¿Alguna vez te has preguntado por qué haces ciertas cosas que a tus amigos extranjeros les parecen de locos? Pues agárrate, porque la comunidad internauta ha dictado sentencia. Recientemente se ha vuelto viral un debate global donde gente de todo el mundo ha compartido esas señales tan, tan obvias que identifican a alguien como oriundo de un país concreto. Atención, si te sientes aludido, es que eres uno de los nuestros.
El club de los que piden perdón por existir
Empezamos fuerte con nuestros amigos del norte: Canadá. El consenso es unánime: si alguien te pide perdón por absolutamente todo, incluso si tú le has pisado a él, ¡es canadiense! No solo se disculpan por sus propios errores, sino por la existencia de la gravedad, el tiempo y el hecho de que tú estés ahí. Es como si llevaran un chip de cortesía extrema, pero que les obliga a decir ‘Lo siento’ hasta cuando el viento les despeina. Un usuario comentó que el signo más claro es que pidan perdón a objetos inanimados.
Supervivencia y drama térmico
Si viajamos a las antípodas, concretamente a Australia, la señal de que alguien es ‘aussie’ es su absoluta familiaridad con la fauna que te mataría en cinco minutos.
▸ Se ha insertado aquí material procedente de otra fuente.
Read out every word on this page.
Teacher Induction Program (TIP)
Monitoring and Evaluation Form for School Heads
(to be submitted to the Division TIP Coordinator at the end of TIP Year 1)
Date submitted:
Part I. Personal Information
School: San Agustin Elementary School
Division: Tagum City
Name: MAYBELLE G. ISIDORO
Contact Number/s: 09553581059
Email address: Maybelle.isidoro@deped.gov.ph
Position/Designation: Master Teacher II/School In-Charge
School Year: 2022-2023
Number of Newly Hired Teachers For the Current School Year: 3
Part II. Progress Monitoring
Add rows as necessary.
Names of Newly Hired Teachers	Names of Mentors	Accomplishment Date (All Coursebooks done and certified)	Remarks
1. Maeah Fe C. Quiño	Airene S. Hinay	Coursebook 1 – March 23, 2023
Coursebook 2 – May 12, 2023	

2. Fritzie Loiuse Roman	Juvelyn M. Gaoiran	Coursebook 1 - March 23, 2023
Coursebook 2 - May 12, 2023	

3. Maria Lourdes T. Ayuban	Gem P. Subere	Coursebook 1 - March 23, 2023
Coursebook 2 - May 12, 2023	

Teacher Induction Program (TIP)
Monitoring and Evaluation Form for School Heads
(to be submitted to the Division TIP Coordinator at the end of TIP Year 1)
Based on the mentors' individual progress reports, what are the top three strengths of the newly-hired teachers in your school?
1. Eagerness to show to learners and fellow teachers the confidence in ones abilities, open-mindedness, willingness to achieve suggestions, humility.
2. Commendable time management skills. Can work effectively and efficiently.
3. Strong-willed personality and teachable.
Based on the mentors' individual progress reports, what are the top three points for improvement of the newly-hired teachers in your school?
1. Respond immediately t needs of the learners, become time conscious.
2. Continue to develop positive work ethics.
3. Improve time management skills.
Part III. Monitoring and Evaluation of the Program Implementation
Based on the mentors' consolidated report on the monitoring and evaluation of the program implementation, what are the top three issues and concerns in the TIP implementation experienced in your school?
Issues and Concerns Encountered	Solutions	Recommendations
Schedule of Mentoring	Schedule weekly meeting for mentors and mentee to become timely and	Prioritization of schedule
Un comentario sarcástico destacaba: ‘Si alguien dice ‘Oh, sí, me encontré una serpiente marrón, pero solo era pequeña’ con la misma calma que si hablara de comprar el pan, es de Sídney’. Además, su uso obsesivo de los diminutivos que acaban en ‘-ie’ (barbie, servo, aussie) es otro chivato de primer nivel. ¡Todo es ‘cute‘ hasta que te muerde.
Mientras tanto, en el Reino Unido, la señal inequívoca es doble: la queja constante sobre el clima y la santísima trinidad del té. Un día hace ‘demasiado calor’ (22ºC) y al siguiente ‘demasiado frío’ (15ºC). Pero si realmente quieres desenmascarar a un británico, observa si sufre un ataque de ansiedad leve al preparar una taza de té con la leche o el azúcar equivocados. Ahí tienes la prueba definitiva.
El código vial y la gastronomía de lo inmenso
Pasamos a Alemania, donde la disciplina es ley. ¿Cómo sabes que alguien es alemán? Si está solo, de noche, sin tráfico a kilómetros, y se queda clavado esperando a que el semáforo peatonal se ponga en verde, felicidades, estás ante un ciudadano que se toma las normas muy en serio. Cruzar en rojo, incluso sin peligro, es una ofensa social imperdonable. La ley es la ley, ¡y el semáforo no perdona!
En Estados Unidos, las señales suelen venir en formato XXL. Las porciones de comida son un claro indicador, pero el más divertido es la necesidad de usar el coche para absolutamente todo. Si una distancia de 500 metros requiere un arranque de motor, estás con un estadounidense. Si además intentan dejar propina en lugares donde la propina es ofensiva, como en Japón, el diagnóstico es completo.
El hilo termina con Nueva Zelanda, cuyos habitantes se caracterizan por una calma que roza la temeridad ante la naturaleza extrema. Tienen volcanes, géiseres, y bichos raros, pero lo comentan con la misma tranquilidad que un madrileño habla de un atasco. ‘Sí, hay terremotos, pero la barbacoa sigue funcionando’, esa es su filosofía.